While mucus often appears as clear in color sometimes it develops another hue. Each color whether yellow, pink, brown or black is usually an indication of what is happening in the nasal passages. When the mucus is green it is usually a sign that the body’s immune system has been under attack and is vigorously putting up a fight. Dark green mucus is thus a consequence of dead neutrophils. The areas where green mucus is produced include the sinus membranes, the trachea membranes, the bronchioles membranes, the bronchi membranes and the nasal membranes.
Neutrophils are a kind of a white blood cell which springs into action when there’s an infection. When the neutrophils succumb to their death in the course of fighting an infection they burst and in the process releasing an enzyme known as verdoperoxidase which is green in pigmentation. As an enzyme the responsibility of verdoperoxidase is to ensure peroxidase activity occurs in pus.
Color change in mucus
In the beginning when an inflammation or infection is at its most acute stage the color of mucus is usually yellow. This is because the neutrophils are still alive. The yellow color could also be as a result of another type of white blood cells that go by the name of eosinophils. These typically present in conditions related to allergies such as asthma. But the yellow color of mucus soon ends the longer the inflammation or infection stays in the body. When the neutrophils burst or die, the green color of mucus becomes dominant.
One prevalent misconception has been assuming that when mucus turns green from yellow it can only mean there is a bacterial infection. That is not true because neutrophils rise to action to fight all sorts of pathogens be they viruses, fungi or bacteria. Thus all kinds of infections or inflammations will result in green mucus and not just bacteria.
Why green mucus should not be treated using antibiotics
In the majority of healthy people the green mucus will go away the moment the condition behind the green mucus is effectively cured. However one thing you shouldn’t do is to take antibiotics in an attempt to treat the condition causing the green mucus.
Unless confirmed that the condition is being caused by a bacterial infection and antibiotics have been prescribed by a qualified and licensed medical practitioner antibiotics should be avoided. This is because the cause of your green mucus might actually not be bacteria thus rendering antibiotics not only ineffective since antibiotics can’t fight viruses but unnecessary and potentially dangerous to your health. You could also develop a resistance to drugs. In actual fact most of the illnesses that cause lots of mucus and phlegm are usually as a result of viruses. These illnesses usually go away on their own, after some time.
Use of mucus in the body
Mucus serves a specific purpose in the body and this is to moisten the oxygen passing through the airwaves and nose. When the air is moistened it helps prevent the tissues from getting too dry. It also makes the nose and airwaves better equipped to trap bacteria, foreign particles and microbes present in the air going through the nose.
Additionally mucus helps in the protection of lungs and other organs of the respiratory system.

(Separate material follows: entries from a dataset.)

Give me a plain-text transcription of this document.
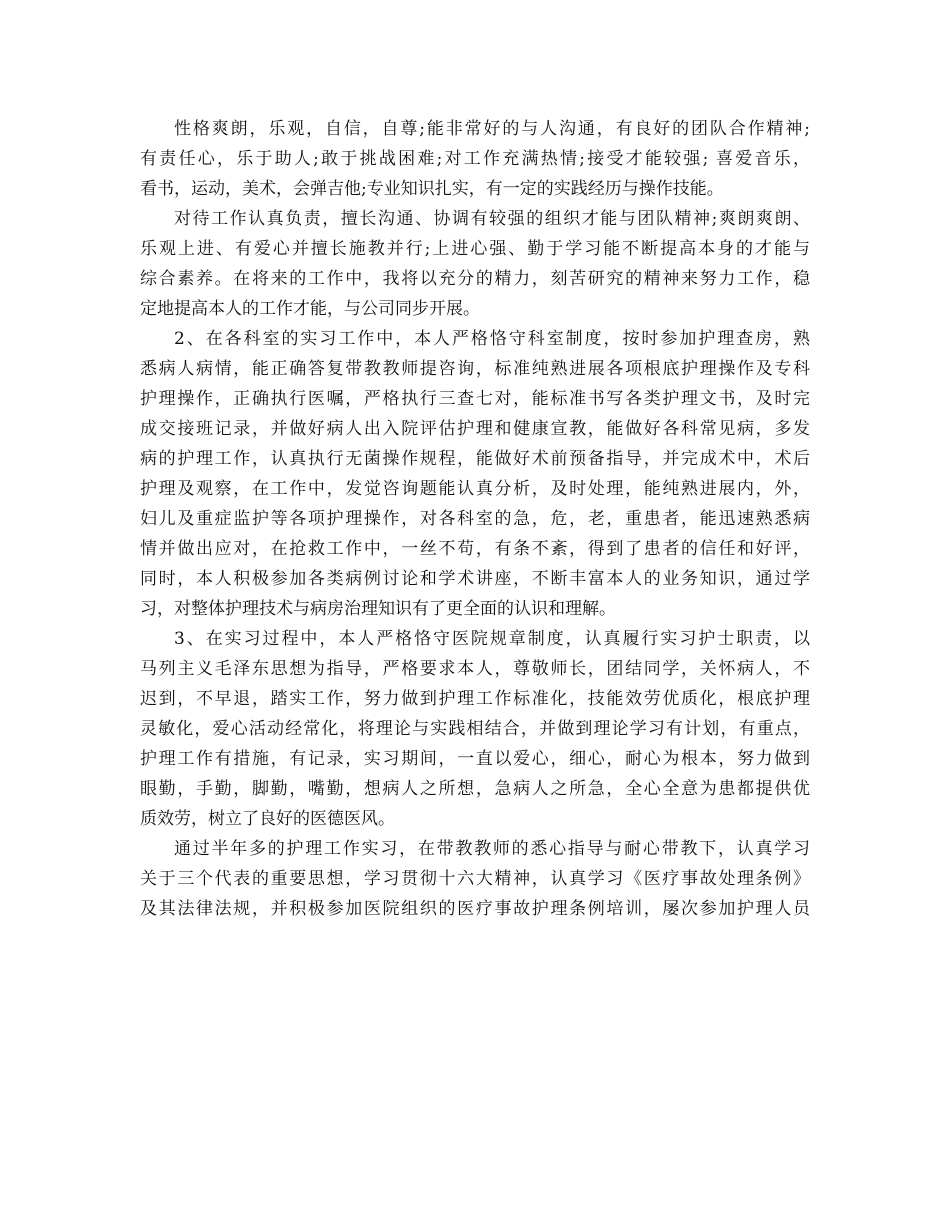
性格爽朗，乐观，自信，自尊;能非常好的与人沟通，有良好的团队合作精神;
有责任心，乐于助人;敢于挑战困难;对工作充满热情;接受才能较强; 喜爱音乐，
看书，运动，美术，会弹吉他;专业知识扎实，有一定的实践经历与操作技能。
对待工作认真负责，擅长沟通、协调有较强的组织才能与团队精神;爽朗爽朗、
乐观上进、有爱心并擅长施教并行;上进心强、勤于学习能不断提高本身的才能与
综合素养。在将来的工作中，我将以充分的精力，刻苦研究的精神来努力工作，稳
定地提高本人的工作才能，与公司同步开展。
2、在各科室的实习工作中，本人严格恪守科室制度，按时参加护理查房，熟
悉病人病情，能正确答复带教教师提咨询，标准纯熟进展各项根底护理操作及专科
护理操作，正确执行医嘱，严格执行三查七对，能标准书写各类护理文书，及时完
成交接班记录，并做好病人出入院评估护理和健康宣教，能做好各科常见病，多发
病的护理工作，认真执行无菌操作规程，能做好术前预备指导，并完成术中，术后
护理及观察，在工作中，发觉咨询题能认真分析，及时处理，能纯熟进展内，外，
妇儿及重症监护等各项护理操作，对各科室的急，危，老，重患者，能迅速熟悉病
情并做出应对，在抢救工作中，一丝不苟，有条不紊，得到了患者的信任和好评，
同时，本人积极参加各类病例讨论和学术讲座，不断丰富本人的业务知识，通过学
习，对整体护理技术与病房治理知识有了更全面的认识和理解。
3、在实习过程中，本人严格恪守医院规章制度，认真履行实习护士职责，以
马列主义毛泽东思想为指导，严格要求本人，尊敬师长，团结同学，关怀病人，不
迟到，不早退，踏实工作，努力做到护理工作标准化，技能效劳优质化，根底护理
灵敏化，爱心活动经常化，将理论与实践相结合，并做到理论学习有计划，有重点，
护理工作有措施，有记录，实习期间，一直以爱心，细心，耐心为根本，努力做到
眼勤，手勤，脚勤，嘴勤，想病人之所想，急病人之所急，全心全意为患都提供优
质效劳，树立了良好的医德医风。
通过半年多的护理工作实习，在带教教师的悉心指导与耐心带教下，认真学习
关于三个代表的重要思想，学习贯彻十六大精神，认真学习《医疗事故处理条例》
及其法律法规，并积极参加医院组织的医疗事故护理条例培训，屡次参加护理人员
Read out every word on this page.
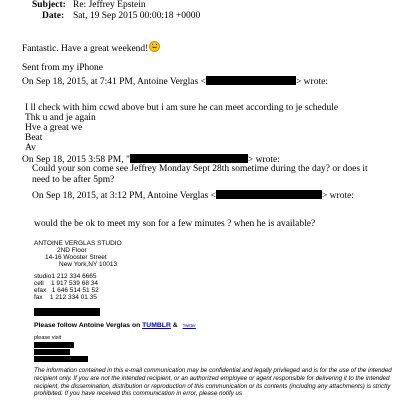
Subject: Re: Jeffrey Epstein
Date: Sat, 19 Sep 2015 00:00:18 +0000
Fantastic. Have a great weekend!
Sent from my iPhone
On Sep 18, 2015, at 7:41 PM, Antoine Verglas <	> wrote:
I ll check with him ccwd above but i am sure he can meet according to je schedule
Thk u and je again
Hve a great we
Beat
Av
On Sep 18, 2015 3:58 PM, "	> wrote:
Could your son come see Jeffrey Monday Sept 28th sometime during the day? or does it need to be after 5pm?
On Sep 18, 2015, at 3:12 PM, Antoine Verglas <	> wrote:
would the be ok to meet my son for a few minutes ? when he is available?
ANTOINE VERGLAS STUDIO
2ND Floor
14-16 Wooster Street
New York,NY 10013
studio1 212 334 6665
cell    1 917 539 68 34
efax   1 646 514 51 52
fax    1 212 334 01 35
Please follow Antoine Verglas on TUMBLR & Twitter
please visit
The information contained in this e-mail communication may be confidential and legally privileged and is for the use of the intended recipient only. If you are not the intended recipient, or an authorized employee or agent responsible for delivering it to the intended recipient, the dissemination, distribution or reproduction of this communication or its contents (including any attachments) is strictly prohibited. If you have received this communication in error, please notify us
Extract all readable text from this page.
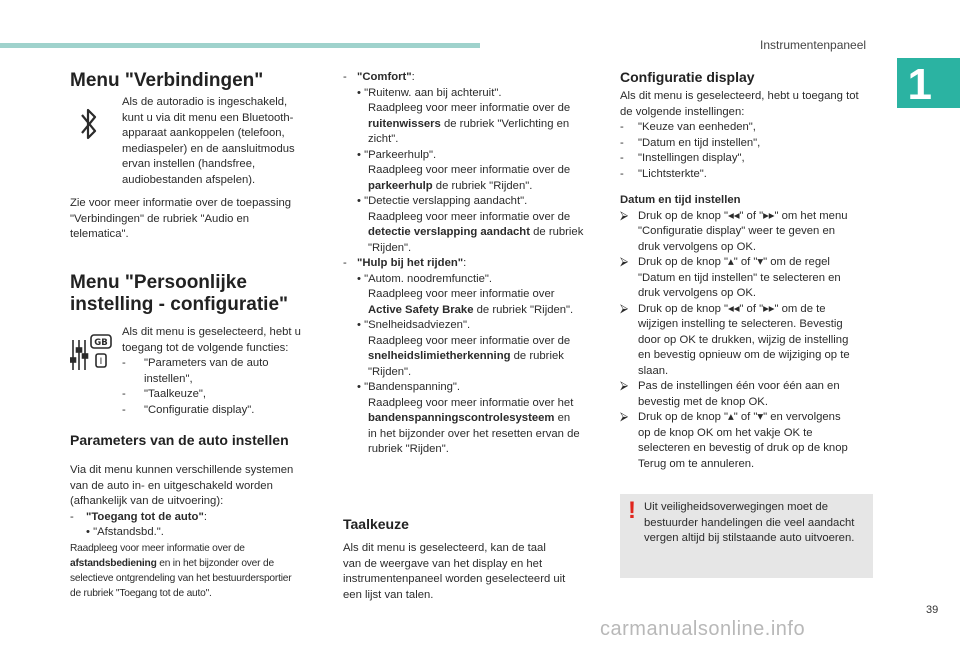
Instrumentenpaneel
1
Menu "Verbindingen"

Als de autoradio is ingeschakeld,

kunt u via dit menu een Bluetooth-

apparaat aankoppelen (telefoon,

mediaspeler) en de aansluitmodus

ervan instellen (handsfree,

audiobestanden afspelen).

Zie voor meer informatie over de toepassing

"Verbindingen" de rubriek "Audio en

telematica".

Menu "Persoonlijke
instelling - configuratie"
GB
I

Als dit menu is geselecteerd, hebt u

toegang tot de volgende functies:

- "Parameters van de auto

instellen",

- "Taalkeuze",

- "Configuratie display".

Parameters van de auto instellen

Via dit menu kunnen verschillende systemen

van de auto in- en uitgeschakeld worden

(afhankelijk van de uitvoering):

- "Toegang tot de auto":

• "Afstandsbd.".

Raadpleeg voor meer informatie over de

afstandsbediening en in het bijzonder over de

selectieve ontgrendeling van het bestuurdersportier

de rubriek "Toegang tot de auto".

- "Comfort":

• "Ruitenw. aan bij achteruit".

Raadpleeg voor meer informatie over de

ruitenwissers de rubriek "Verlichting en

zicht".

• "Parkeerhulp".

Raadpleeg voor meer informatie over de

parkeerhulp de rubriek "Rijden".

• "Detectie verslapping aandacht".

Raadpleeg voor meer informatie over de

detectie verslapping aandacht de rubriek

"Rijden".

- "Hulp bij het rijden":

• "Autom. noodremfunctie".

Raadpleeg voor meer informatie over

Active Safety Brake de rubriek "Rijden".

• "Snelheidsadviezen".

Raadpleeg voor meer informatie over de

snelheidslimietherkenning de rubriek

"Rijden".

• "Bandenspanning".

Raadpleeg voor meer informatie over het

bandenspanningscontrolesysteem en

in het bijzonder over het resetten ervan de

rubriek "Rijden".

Taalkeuze

Als dit menu is geselecteerd, kan de taal

van de weergave van het display en het

instrumentenpaneel worden geselecteerd uit

een lijst van talen.

Configuratie display

Als dit menu is geselecteerd, hebt u toegang tot

de volgende instellingen:

- "Keuze van eenheden",

- "Datum en tijd instellen",

- "Instellingen display",

- "Lichtsterkte".

Datum en tijd instellen

⮚ Druk op de knop "◂◂" of "▸▸" om het menu

"Configuratie display" weer te geven en

druk vervolgens op OK.

⮚ Druk op de knop "▴" of "▾" om de regel

"Datum en tijd instellen" te selecteren en

druk vervolgens op OK.

⮚ Druk op de knop "◂◂" of "▸▸" om de te

wijzigen instelling te selecteren. Bevestig

door op OK te drukken, wijzig de instelling

en bevestig opnieuw om de wijziging op te

slaan.

⮚ Pas de instellingen één voor één aan en

bevestig met de knop OK.

⮚ Druk op de knop "▴" of "▾" en vervolgens

op de knop OK om het vakje OK te

selecteren en bevestig of druk op de knop

Terug om te annuleren.

! Uit veiligheidsoverwegingen moet de

bestuurder handelingen die veel aandacht

vergen altijd bij stilstaande auto uitvoeren.

39
carmanualsonline.info
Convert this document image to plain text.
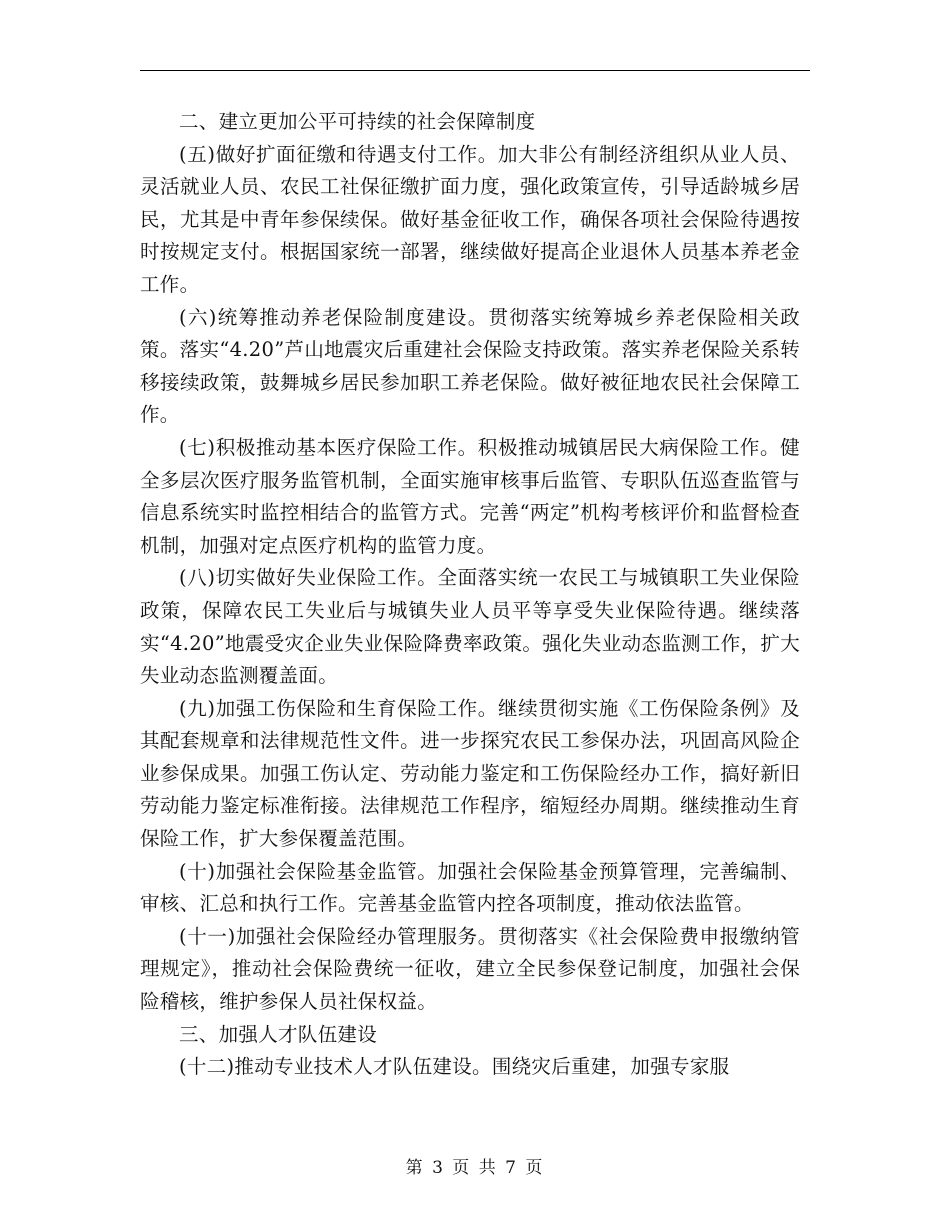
二、建立更加公平可持续的社会保障制度

(五)做好扩面征缴和待遇支付工作。加大非公有制经济组织从业人员、灵活就业人员、农民工社保征缴扩面力度，强化政策宣传，引导适龄城乡居民，尤其是中青年参保续保。做好基金征收工作，确保各项社会保险待遇按时按规定支付。根据国家统一部署，继续做好提高企业退休人员基本养老金工作。

(六)统筹推动养老保险制度建设。贯彻落实统筹城乡养老保险相关政策。落实“4.20”芦山地震灾后重建社会保险支持政策。落实养老保险关系转移接续政策，鼓舞城乡居民参加职工养老保险。做好被征地农民社会保障工作。

(七)积极推动基本医疗保险工作。积极推动城镇居民大病保险工作。健全多层次医疗服务监管机制，全面实施审核事后监管、专职队伍巡查监管与信息系统实时监控相结合的监管方式。完善“两定”机构考核评价和监督检查机制，加强对定点医疗机构的监管力度。

(八)切实做好失业保险工作。全面落实统一农民工与城镇职工失业保险政策，保障农民工失业后与城镇失业人员平等享受失业保险待遇。继续落实“4.20”地震受灾企业失业保险降费率政策。强化失业动态监测工作，扩大失业动态监测覆盖面。

(九)加强工伤保险和生育保险工作。继续贯彻实施《工伤保险条例》及其配套规章和法律规范性文件。进一步探究农民工参保办法，巩固高风险企业参保成果。加强工伤认定、劳动能力鉴定和工伤保险经办工作，搞好新旧劳动能力鉴定标准衔接。法律规范工作程序，缩短经办周期。继续推动生育保险工作，扩大参保覆盖范围。

(十)加强社会保险基金监管。加强社会保险基金预算管理，完善编制、审核、汇总和执行工作。完善基金监管内控各项制度，推动依法监管。

(十一)加强社会保险经办管理服务。贯彻落实《社会保险费申报缴纳管理规定》，推动社会保险费统一征收，建立全民参保登记制度，加强社会保险稽核，维护参保人员社保权益。

三、加强人才队伍建设

(十二)推动专业技术人才队伍建设。围绕灾后重建，加强专家服

第 3 页 共 7 页
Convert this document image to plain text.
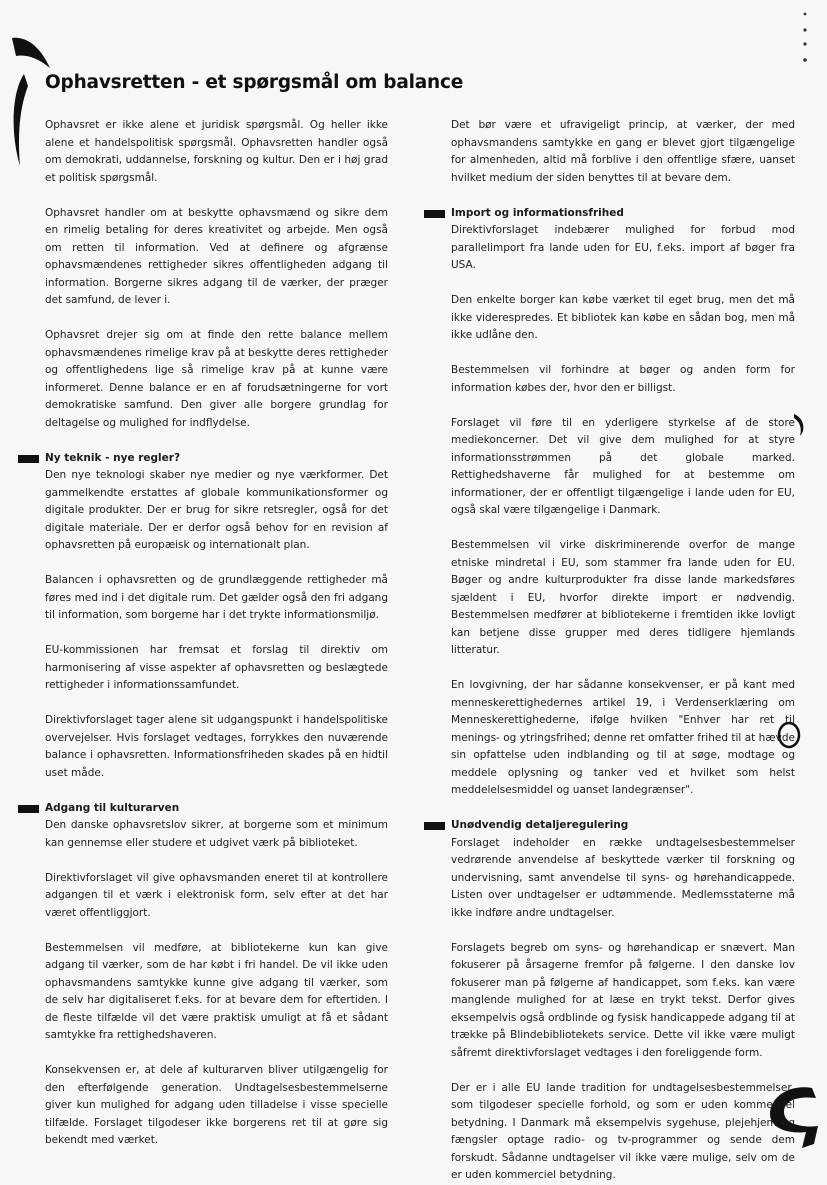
Ophavsretten - et spørgsmål om balance

Ophavsret er ikke alene et juridisk spørgsmål. Og heller ikke alene et handelspolitisk spørgsmål. Ophavsretten handler også om demokrati, uddannelse, forskning og kultur. Den er i høj grad et politisk spørgsmål.

Ophavsret handler om at beskytte ophavsmænd og sikre dem en rimelig betaling for deres kreativitet og arbejde. Men også om retten til information. Ved at definere og afgrænse ophavsmændenes rettigheder sikres offentligheden adgang til information. Borgerne sikres adgang til de værker, der præger det samfund, de lever i.

Ophavsret drejer sig om at finde den rette balance mellem ophavsmændenes rimelige krav på at beskytte deres rettigheder og offentlighedens lige så rimelige krav på at kunne være informeret. Denne balance er en af forudsætningerne for vort demokratiske samfund. Den giver alle borgere grundlag for deltagelse og mulighed for indflydelse.

Ny teknik - nye regler?

Den nye teknologi skaber nye medier og nye værkformer. Det gammelkendte erstattes af globale kommunikationsformer og digitale produkter. Der er brug for sikre retsregler, også for det digitale materiale. Der er derfor også behov for en revision af ophavsretten på europæisk og internationalt plan.

Balancen i ophavsretten og de grundlæggende rettigheder må føres med ind i det digitale rum. Det gælder også den fri adgang til information, som borgerne har i det trykte informationsmiljø.

EU-kommissionen har fremsat et forslag til direktiv om harmonisering af visse aspekter af ophavsretten og beslægtede rettigheder i informationssamfundet.

Direktivforslaget tager alene sit udgangspunkt i handelspolitiske overvejelser. Hvis forslaget vedtages, forrykkes den nuværende balance i ophavsretten. Informationsfriheden skades på en hidtil uset måde.

Adgang til kulturarven

Den danske ophavsretslov sikrer, at borgerne som et minimum kan gennemse eller studere et udgivet værk på biblioteket.

Direktivforslaget vil give ophavsmanden eneret til at kontrollere adgangen til et værk i elektronisk form, selv efter at det har været offentliggjort.

Bestemmelsen vil medføre, at bibliotekerne kun kan give adgang til værker, som de har købt i fri handel. De vil ikke uden ophavsmandens samtykke kunne give adgang til værker, som de selv har digitaliseret f.eks. for at bevare dem for eftertiden. I de fleste tilfælde vil det være praktisk umuligt at få et sådant samtykke fra rettighedshaveren.

Konsekvensen er, at dele af kulturarven bliver utilgængelig for den efterfølgende generation. Undtagelsesbestemmelserne giver kun mulighed for adgang uden tilladelse i visse specielle tilfælde. Forslaget tilgodeser ikke borgerens ret til at gøre sig bekendt med værket.

Det bør være et ufravigeligt princip, at værker, der med ophavsmandens samtykke en gang er blevet gjort tilgængelige for almenheden, altid må forblive i den offentlige sfære, uanset hvilket medium der siden benyttes til at bevare dem.

Import og informationsfrihed

Direktivforslaget indebærer mulighed for forbud mod parallelimport fra lande uden for EU, f.eks. import af bøger fra USA.

Den enkelte borger kan købe værket til eget brug, men det må ikke viderespredes. Et bibliotek kan købe en sådan bog, men må ikke udlåne den.

Bestemmelsen vil forhindre at bøger og anden form for information købes der, hvor den er billigst.

Forslaget vil føre til en yderligere styrkelse af de store mediekoncerner. Det vil give dem mulighed for at styre informationsstrømmen på det globale marked. Rettighedshaverne får mulighed for at bestemme om informationer, der er offentligt tilgængelige i lande uden for EU, også skal være tilgængelige i Danmark.

Bestemmelsen vil virke diskriminerende overfor de mange etniske mindretal i EU, som stammer fra lande uden for EU. Bøger og andre kulturprodukter fra disse lande markedsføres sjældent i EU, hvorfor direkte import er nødvendig. Bestemmelsen medfører at bibliotekerne i fremtiden ikke lovligt kan betjene disse grupper med deres tidligere hjemlands litteratur.

En lovgivning, der har sådanne konsekvenser, er på kant med menneskerettighedernes artikel 19, i Verdenserklæring om Menneskerettighederne, ifølge hvilken "Enhver har ret til menings- og ytringsfrihed; denne ret omfatter frihed til at hævde sin opfattelse uden indblanding og til at søge, modtage og meddele oplysning og tanker ved et hvilket som helst meddelelsesmiddel og uanset landegrænser".

Unødvendig detaljeregulering

Forslaget indeholder en række undtagelsesbestemmelser vedrørende anvendelse af beskyttede værker til forskning og undervisning, samt anvendelse til syns- og hørehandicappede. Listen over undtagelser er udtømmende. Medlemsstaterne må ikke indføre andre undtagelser.

Forslagets begreb om syns- og hørehandicap er snævert. Man fokuserer på årsagerne fremfor på følgerne. I den danske lov fokuserer man på følgerne af handicappet, som f.eks. kan være manglende mulighed for at læse en trykt tekst. Derfor gives eksempelvis også ordblinde og fysisk handicappede adgang til at trække på Blindebibliotekets service. Dette vil ikke være muligt såfremt direktivforslaget vedtages i den foreliggende form.

Der er i alle EU lande tradition for undtagelsesbestemmelser, som tilgodeser specielle forhold, og som er uden kommerciel betydning. I Danmark må eksempelvis sygehuse, plejehjem og fængsler optage radio- og tv-programmer og sende dem forskudt. Sådanne undtagelser vil ikke være mulige, selv om de er uden kommerciel betydning.
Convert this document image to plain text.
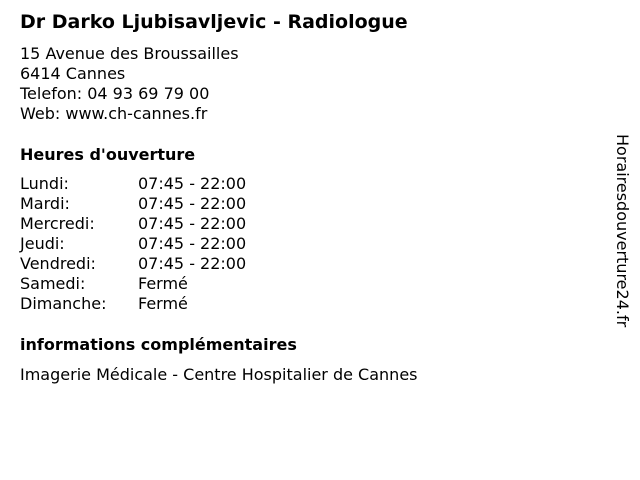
Dr Darko Ljubisavljevic - Radiologue
15 Avenue des Broussailles
6414 Cannes
Telefon: 04 93 69 79 00
Web: www.ch-cannes.fr
Heures d'ouverture
Lundi:	07:45 - 22:00
Mardi:	07:45 - 22:00
Mercredi:	07:45 - 22:00
Jeudi:	07:45 - 22:00
Vendredi:	07:45 - 22:00
Samedi:	Fermé
Dimanche:	Fermé
informations complémentaires
Imagerie Médicale - Centre Hospitalier de Cannes
Horairesdouverture24.fr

Dark Green Mucus – Indicative Symptoms
The presence of green mucus could serve as a pointer of an underlying condition. Excessive mucus is often produced in particular conditions such as when there’s an infection in the respiratory tract. The following are some of the conditions that green mucus could point to:
- Hay fever
- Cystic fibrosis
- Acute bronchitis
Green mucus as a symptom of Sinusitis
One of the first symptoms that show up when one has a sinus infection is green mucus. When green mucus is accompanied by a lot of pain around the eyes, forehead and cheeks, it is a confirmation that it is sinusitis. Sinusitis is usually caused by a viral infection as a result of a flu or a cold virus spreading from the upper airways to the sinuses.
Treating a sinus infection
The symptoms of a sinus infection including the green mucus usually go away in a span of 2-3 weeks in the case of acute sinusitis. But if the condition deteriorates in the case of chronic sinusitis, medical advice and treatment should be solicited. Below are tips for a case of sinusitis where the symptoms are mild and have lasted less than a week:
- Get OTC painkillers to take care of the pain and the high temperature.
- To assist in unblocking the nose in order to aid easier breathing, use OTC decongestants such as nasal drops or sprays.
- To aid the draining of mucus from the sinuses and to reduce the pain, applying warm packs on the face will help.